Still in his teens but smitten with this pursuit, Danny Herlihy packed his bags and headed west. His plan was to reach sunny California, where surfing was fast becoming the “in” sport. “I wanted to be part of that experience,” he explains. “Lucky for me, I wrote a letter to Reynolds Yater, a well-known Santa Barbara surfboard manufacturer, and got a reply. Rennie was kind enough to let me sleep in the back of his surf shop.” Not only that, but Yater hired the young man to sweep out the shop at the end of each business day. Before long, he was applying fiberglass to boards and, later, working for Hobie Surfboards in Dana Point. It was the break he had hoped for: “I was surfing by day and glassing boards by night.”
But travel is a big part of any serious surfer’s resume and Dan Herlihy was no exception. Rising quickly through the competitive ranks, he became a member of the famed Windansea Surf Club of La Jolla, near San Diego. Back then, such clubs were formed mainly to create a competition structure along the coast, and Windansea was one of the most respected clubs in California.

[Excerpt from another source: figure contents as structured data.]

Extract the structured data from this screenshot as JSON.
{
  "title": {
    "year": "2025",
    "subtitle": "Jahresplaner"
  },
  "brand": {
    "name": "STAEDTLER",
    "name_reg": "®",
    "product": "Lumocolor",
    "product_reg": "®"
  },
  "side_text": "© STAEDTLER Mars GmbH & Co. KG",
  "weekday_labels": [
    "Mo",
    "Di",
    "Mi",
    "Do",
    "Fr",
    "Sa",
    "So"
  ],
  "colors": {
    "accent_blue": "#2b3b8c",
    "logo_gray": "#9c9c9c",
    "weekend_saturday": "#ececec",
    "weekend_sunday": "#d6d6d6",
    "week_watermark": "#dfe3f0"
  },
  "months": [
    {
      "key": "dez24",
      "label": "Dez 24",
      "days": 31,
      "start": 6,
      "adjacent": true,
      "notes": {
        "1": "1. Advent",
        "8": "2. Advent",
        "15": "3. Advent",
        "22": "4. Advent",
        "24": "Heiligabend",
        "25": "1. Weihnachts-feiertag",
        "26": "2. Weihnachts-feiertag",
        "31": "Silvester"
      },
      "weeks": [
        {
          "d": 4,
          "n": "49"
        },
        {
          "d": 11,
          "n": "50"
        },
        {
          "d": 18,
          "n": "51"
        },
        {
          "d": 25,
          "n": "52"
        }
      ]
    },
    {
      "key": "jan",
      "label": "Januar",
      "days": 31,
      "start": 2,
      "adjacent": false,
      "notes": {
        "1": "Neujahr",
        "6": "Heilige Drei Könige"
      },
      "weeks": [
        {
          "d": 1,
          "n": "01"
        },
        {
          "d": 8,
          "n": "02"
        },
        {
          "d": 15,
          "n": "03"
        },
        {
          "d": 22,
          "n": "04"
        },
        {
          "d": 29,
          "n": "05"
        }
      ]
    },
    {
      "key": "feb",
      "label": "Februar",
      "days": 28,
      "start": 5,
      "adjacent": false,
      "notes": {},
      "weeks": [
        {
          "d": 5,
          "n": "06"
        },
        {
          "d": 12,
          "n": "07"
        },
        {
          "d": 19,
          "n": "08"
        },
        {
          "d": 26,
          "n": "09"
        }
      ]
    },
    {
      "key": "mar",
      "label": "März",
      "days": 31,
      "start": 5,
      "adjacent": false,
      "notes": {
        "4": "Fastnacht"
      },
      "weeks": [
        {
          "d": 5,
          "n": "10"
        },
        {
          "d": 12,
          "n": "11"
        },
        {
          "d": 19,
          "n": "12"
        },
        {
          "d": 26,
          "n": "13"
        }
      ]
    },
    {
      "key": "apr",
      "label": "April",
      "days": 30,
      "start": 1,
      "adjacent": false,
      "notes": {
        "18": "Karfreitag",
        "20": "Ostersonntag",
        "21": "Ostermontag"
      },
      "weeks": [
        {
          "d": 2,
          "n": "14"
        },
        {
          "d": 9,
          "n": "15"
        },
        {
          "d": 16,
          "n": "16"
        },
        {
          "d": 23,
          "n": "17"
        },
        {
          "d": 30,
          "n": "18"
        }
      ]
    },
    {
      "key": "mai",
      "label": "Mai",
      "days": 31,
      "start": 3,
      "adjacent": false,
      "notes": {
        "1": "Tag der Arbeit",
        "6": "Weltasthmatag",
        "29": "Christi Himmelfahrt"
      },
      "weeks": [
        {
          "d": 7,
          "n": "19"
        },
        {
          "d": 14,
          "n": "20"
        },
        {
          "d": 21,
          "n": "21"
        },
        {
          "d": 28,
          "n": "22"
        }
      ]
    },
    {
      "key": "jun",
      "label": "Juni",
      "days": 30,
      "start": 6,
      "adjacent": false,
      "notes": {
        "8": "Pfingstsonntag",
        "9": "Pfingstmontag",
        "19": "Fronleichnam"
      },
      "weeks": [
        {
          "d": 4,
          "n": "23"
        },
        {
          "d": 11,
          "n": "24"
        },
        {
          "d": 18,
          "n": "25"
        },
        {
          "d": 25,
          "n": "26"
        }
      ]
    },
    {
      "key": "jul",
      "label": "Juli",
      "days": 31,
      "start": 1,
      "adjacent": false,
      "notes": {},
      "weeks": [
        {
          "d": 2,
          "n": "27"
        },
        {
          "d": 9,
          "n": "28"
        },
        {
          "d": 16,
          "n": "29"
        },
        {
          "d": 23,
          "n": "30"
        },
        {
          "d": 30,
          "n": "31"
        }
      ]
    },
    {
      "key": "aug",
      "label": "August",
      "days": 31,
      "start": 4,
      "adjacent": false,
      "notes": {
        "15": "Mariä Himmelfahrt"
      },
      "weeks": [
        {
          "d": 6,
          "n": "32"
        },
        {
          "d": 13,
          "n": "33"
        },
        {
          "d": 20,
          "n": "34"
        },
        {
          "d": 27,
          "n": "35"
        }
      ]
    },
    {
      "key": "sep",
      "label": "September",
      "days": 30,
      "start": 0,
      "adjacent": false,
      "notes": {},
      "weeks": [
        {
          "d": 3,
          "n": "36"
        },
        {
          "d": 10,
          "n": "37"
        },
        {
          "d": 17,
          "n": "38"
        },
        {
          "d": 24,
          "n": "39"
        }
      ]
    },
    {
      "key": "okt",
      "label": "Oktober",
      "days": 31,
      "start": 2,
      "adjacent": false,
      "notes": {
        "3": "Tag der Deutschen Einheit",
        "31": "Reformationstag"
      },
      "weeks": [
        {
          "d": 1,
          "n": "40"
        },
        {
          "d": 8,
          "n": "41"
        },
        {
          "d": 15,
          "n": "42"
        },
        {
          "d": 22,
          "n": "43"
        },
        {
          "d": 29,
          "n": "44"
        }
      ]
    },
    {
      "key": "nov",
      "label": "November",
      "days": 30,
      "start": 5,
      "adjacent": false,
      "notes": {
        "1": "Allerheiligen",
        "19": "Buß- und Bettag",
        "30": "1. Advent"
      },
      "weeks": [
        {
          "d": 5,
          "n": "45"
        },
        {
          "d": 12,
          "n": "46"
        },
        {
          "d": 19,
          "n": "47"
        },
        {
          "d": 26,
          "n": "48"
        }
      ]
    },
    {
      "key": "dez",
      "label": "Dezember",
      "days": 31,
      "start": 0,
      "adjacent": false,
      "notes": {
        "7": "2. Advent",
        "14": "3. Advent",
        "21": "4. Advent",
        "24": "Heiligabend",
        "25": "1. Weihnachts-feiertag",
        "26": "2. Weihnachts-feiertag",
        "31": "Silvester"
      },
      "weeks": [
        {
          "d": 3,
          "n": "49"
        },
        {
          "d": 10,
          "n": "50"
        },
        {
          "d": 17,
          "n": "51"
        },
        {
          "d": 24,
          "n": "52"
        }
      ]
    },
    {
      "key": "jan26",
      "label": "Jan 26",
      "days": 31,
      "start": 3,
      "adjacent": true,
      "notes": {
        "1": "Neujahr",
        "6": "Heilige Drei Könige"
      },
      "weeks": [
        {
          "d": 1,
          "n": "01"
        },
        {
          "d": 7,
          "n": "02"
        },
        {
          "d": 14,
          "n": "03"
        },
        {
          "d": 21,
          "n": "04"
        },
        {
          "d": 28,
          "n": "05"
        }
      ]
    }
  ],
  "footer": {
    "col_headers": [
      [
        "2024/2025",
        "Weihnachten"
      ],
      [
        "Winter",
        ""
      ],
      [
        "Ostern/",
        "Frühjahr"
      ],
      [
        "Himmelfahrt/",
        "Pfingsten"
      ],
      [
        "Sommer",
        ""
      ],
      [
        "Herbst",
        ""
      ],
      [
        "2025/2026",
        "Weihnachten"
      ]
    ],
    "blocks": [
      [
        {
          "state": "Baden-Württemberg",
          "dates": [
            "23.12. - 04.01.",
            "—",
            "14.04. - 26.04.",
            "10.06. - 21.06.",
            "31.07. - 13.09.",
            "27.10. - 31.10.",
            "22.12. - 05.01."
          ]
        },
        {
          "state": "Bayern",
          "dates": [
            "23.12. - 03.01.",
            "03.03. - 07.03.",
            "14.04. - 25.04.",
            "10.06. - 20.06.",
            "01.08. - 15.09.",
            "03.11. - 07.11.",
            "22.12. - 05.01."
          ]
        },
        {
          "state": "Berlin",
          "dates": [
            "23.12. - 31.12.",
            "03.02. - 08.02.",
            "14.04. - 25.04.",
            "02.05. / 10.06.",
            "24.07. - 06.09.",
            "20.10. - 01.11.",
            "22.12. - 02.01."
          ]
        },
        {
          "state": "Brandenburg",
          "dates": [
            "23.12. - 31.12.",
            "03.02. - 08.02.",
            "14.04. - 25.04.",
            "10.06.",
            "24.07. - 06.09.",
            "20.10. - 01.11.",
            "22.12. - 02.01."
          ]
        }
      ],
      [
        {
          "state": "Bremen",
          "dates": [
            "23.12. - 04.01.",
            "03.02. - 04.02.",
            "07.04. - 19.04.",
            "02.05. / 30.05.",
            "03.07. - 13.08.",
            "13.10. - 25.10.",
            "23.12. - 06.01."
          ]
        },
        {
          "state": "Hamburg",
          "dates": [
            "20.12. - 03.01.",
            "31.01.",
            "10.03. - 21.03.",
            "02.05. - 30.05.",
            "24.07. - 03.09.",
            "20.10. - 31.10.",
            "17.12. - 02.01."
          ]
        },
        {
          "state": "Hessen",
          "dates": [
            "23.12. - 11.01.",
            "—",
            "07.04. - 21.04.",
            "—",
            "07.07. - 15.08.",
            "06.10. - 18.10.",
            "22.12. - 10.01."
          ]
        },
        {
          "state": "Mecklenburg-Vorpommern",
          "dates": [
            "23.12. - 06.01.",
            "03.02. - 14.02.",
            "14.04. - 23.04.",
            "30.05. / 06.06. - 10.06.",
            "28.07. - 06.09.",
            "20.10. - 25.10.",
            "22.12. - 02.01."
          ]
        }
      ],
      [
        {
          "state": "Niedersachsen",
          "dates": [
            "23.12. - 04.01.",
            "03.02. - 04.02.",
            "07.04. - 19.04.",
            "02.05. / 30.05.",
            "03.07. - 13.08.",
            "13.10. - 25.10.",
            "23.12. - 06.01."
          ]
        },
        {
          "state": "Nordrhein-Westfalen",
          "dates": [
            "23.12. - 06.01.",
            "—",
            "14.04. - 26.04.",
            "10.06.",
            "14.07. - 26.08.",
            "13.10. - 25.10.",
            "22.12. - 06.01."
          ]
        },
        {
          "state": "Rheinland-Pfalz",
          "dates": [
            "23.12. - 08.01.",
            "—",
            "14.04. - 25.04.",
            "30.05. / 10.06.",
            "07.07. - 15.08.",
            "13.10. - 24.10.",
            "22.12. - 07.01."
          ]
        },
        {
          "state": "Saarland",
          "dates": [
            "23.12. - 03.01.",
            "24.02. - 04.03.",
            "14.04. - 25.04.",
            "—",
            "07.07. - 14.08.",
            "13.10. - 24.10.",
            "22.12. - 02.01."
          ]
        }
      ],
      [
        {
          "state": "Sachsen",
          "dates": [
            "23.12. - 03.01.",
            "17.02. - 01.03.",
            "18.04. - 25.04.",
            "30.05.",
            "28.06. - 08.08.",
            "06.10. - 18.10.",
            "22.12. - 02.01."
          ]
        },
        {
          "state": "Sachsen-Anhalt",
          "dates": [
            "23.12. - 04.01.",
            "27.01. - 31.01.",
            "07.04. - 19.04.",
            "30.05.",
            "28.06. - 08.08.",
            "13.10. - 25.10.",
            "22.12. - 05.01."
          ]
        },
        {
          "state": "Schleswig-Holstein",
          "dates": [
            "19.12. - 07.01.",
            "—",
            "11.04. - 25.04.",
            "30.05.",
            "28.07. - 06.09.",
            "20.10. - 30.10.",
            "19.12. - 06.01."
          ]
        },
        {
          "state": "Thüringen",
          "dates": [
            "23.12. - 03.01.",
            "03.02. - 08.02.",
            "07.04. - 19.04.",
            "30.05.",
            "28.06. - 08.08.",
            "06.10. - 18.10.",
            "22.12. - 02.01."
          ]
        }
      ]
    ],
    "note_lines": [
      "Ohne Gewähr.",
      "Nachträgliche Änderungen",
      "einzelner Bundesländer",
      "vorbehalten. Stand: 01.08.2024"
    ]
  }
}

Iconic surfers such as Phil Edwards, Mickey Dora, Butch Van Artsdalen and Pat Curren were highly respected members. “Those guys made the sport of surfing what it is today. I felt honored to be included,” Dan says.
During the winter of ’65, his thirst for big-wave riding led him to the North Shore of Oahu, where daring surfers challenge the largest and most dangerous waves in the world. “Hawaii was, and still is, the ultimate proving ground for any surfer worth his or her salt. Like so many surfers before me, the chance to ride and, on occasion, conquer the dangerous waves of Hawaii was something I had to do,” Dan says.